Why is this approach game-changing

So far, there have been only two main methods of neurostimulation. The first involves implanting electrodes to produce nerve activity. The second, called optogenetics, requires cells to be genetically modified so that they can be controlled using light, but genetic modification is difficult and has ethical concerns. Our approach uses a noninvasive neurostimulation device that enables distant nerves to be stimulated with light. This can have a major impact on the treatment of pain and other disorders.

Has it steered your research in a new direction

Yes, we now plan to do research on non-human primates – for example, finding out how to restore grasping functions after paralysis.

Does the device have potential clinical applications

If we put a silicon mesh on the surface of the brain, we can do some activity inside the brain. And if you can stimulate the brain, you can cure some neurological diseases or help a person regain control of certain parts of their body. So it can be used to treat diseases like Parkinson’s or disorders like depression.

Describe one of your success moments

My graduate student Ramya Parameswaran has demonstrated how a silicon nanowire can excite single cells (R. Parameswaran et al. Nature Nanotech 13, 260–266; 2018). Some of the gold that catalyzes the growth of the silicon wire becomes the individual atoms covering the surface of the wire. When we extracted the atomic gold, some neurons could not activate. We later found that gold enhanced the electrochemical properties of silicon and made it a better neurostimulator.

You changed your research focus from energy to neurostimulation. What happened

I left China in 2004 to begin my PhD at Harvard University in Cambridge, Massachusetts, working on the use of single nanowires in photovoltaics. We showed that silicon nanowires can convert sunlight into electricity, just as conventional solar cells do. However, they are small enough that they can be integrated into nano devices. After that work was published (B. Tian et al. Nature 449, 885-889; 2007), I decided to completely change my research interest from energy to electrophysiology and bioscience.

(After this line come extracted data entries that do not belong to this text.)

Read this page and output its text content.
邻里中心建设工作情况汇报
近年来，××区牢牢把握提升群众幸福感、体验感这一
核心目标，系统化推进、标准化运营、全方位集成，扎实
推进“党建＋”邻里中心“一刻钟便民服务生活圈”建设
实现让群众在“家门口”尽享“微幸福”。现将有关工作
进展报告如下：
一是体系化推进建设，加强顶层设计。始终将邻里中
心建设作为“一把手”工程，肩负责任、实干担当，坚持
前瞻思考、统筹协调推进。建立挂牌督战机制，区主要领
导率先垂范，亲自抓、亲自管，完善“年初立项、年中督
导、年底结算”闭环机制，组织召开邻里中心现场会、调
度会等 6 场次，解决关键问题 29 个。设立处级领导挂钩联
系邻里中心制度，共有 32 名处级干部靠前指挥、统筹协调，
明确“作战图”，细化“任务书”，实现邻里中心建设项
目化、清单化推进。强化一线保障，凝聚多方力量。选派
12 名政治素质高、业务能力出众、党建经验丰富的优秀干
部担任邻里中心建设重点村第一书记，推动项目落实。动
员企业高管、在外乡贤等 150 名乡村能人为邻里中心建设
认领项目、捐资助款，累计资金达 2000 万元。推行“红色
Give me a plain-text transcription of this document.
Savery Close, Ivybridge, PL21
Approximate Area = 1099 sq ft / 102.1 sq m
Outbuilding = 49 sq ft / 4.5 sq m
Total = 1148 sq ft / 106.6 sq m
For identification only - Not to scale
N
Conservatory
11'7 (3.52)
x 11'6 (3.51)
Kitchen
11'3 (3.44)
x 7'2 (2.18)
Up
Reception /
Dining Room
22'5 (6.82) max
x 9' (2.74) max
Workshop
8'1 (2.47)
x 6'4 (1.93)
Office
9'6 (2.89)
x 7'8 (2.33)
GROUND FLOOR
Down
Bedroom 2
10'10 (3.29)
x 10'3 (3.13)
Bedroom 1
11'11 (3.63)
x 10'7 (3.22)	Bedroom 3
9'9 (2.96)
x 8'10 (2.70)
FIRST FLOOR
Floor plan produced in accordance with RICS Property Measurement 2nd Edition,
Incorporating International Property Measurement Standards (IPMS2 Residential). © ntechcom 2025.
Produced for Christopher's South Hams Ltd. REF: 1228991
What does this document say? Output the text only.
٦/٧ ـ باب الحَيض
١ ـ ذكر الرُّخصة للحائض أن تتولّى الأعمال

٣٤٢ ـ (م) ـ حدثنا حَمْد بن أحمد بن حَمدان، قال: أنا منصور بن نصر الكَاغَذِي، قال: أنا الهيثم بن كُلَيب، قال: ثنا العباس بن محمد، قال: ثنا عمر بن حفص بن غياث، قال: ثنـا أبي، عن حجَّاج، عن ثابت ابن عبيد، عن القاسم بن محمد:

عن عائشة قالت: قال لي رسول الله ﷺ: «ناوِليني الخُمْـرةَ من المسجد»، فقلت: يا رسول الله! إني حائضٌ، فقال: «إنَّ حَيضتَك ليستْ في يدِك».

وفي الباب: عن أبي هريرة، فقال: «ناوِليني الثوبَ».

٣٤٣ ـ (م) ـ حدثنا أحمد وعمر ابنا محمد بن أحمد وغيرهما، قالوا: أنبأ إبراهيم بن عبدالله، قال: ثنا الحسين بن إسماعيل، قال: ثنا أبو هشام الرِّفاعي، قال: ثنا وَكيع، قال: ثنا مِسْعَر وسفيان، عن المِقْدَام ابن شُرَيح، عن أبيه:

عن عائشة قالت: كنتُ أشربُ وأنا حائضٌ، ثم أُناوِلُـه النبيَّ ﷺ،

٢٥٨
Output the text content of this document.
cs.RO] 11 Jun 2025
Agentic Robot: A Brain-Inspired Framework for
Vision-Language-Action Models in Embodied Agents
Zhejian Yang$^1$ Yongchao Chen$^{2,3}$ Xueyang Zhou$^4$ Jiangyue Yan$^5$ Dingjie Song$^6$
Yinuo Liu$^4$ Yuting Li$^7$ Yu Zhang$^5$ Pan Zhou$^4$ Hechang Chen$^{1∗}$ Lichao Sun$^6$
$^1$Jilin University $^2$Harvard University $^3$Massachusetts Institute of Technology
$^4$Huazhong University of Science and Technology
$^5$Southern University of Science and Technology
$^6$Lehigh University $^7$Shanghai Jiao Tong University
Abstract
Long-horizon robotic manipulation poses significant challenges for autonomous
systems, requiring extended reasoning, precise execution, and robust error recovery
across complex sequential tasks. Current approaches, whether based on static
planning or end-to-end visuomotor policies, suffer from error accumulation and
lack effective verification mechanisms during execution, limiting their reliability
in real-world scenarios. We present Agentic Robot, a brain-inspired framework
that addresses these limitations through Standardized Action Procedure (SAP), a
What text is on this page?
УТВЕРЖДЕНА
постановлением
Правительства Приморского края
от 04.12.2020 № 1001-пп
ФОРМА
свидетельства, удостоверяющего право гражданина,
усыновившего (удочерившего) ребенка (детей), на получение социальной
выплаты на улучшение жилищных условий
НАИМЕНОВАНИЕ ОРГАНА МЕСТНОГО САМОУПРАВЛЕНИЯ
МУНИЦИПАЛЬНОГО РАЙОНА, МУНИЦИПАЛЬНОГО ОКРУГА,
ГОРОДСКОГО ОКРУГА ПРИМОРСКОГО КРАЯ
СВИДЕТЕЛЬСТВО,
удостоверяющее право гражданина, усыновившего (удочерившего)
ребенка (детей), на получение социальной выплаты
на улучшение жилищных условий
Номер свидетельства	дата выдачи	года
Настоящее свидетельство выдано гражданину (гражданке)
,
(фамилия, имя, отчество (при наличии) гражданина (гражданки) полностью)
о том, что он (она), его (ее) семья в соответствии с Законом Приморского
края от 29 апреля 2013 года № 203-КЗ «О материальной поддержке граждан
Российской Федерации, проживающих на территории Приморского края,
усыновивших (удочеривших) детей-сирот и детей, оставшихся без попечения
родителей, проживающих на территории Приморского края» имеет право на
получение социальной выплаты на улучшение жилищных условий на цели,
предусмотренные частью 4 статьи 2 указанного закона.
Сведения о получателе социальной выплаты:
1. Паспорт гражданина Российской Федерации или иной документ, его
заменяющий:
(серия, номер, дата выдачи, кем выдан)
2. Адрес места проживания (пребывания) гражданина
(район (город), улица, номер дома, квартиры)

Why did you make that change

Biology in particular offered a lot of opportunity and room for discovery in bringing nanowires and neuroscience together. And I like to explore the unknown. So, for the second half of my PhD, I worked on developing a transistor that is small enough to be delivered into a single cell to record electrical activities.

How was the transition

it was tough. I had no experience in cell culture, electrophysiology or working with animal tissues. I took a neuroscience course and learned a lot from it. Still, there were setbacks. For example, my cell cultures kept getting contaminated. But I told myself that if I persist, there will be good moments.

How did you find allies

When I started in Chicago, few biologists were interested in collaborating; The others were not. I gave a lecture to biophysics students, and was attended by Ana Correa, a biochemist and the wife of molecular biologist Francisco Bezzanilla. She introduced me to my husband later, and I and he have written grants and papers together since then. Sometimes all you need is that right moment and the right person.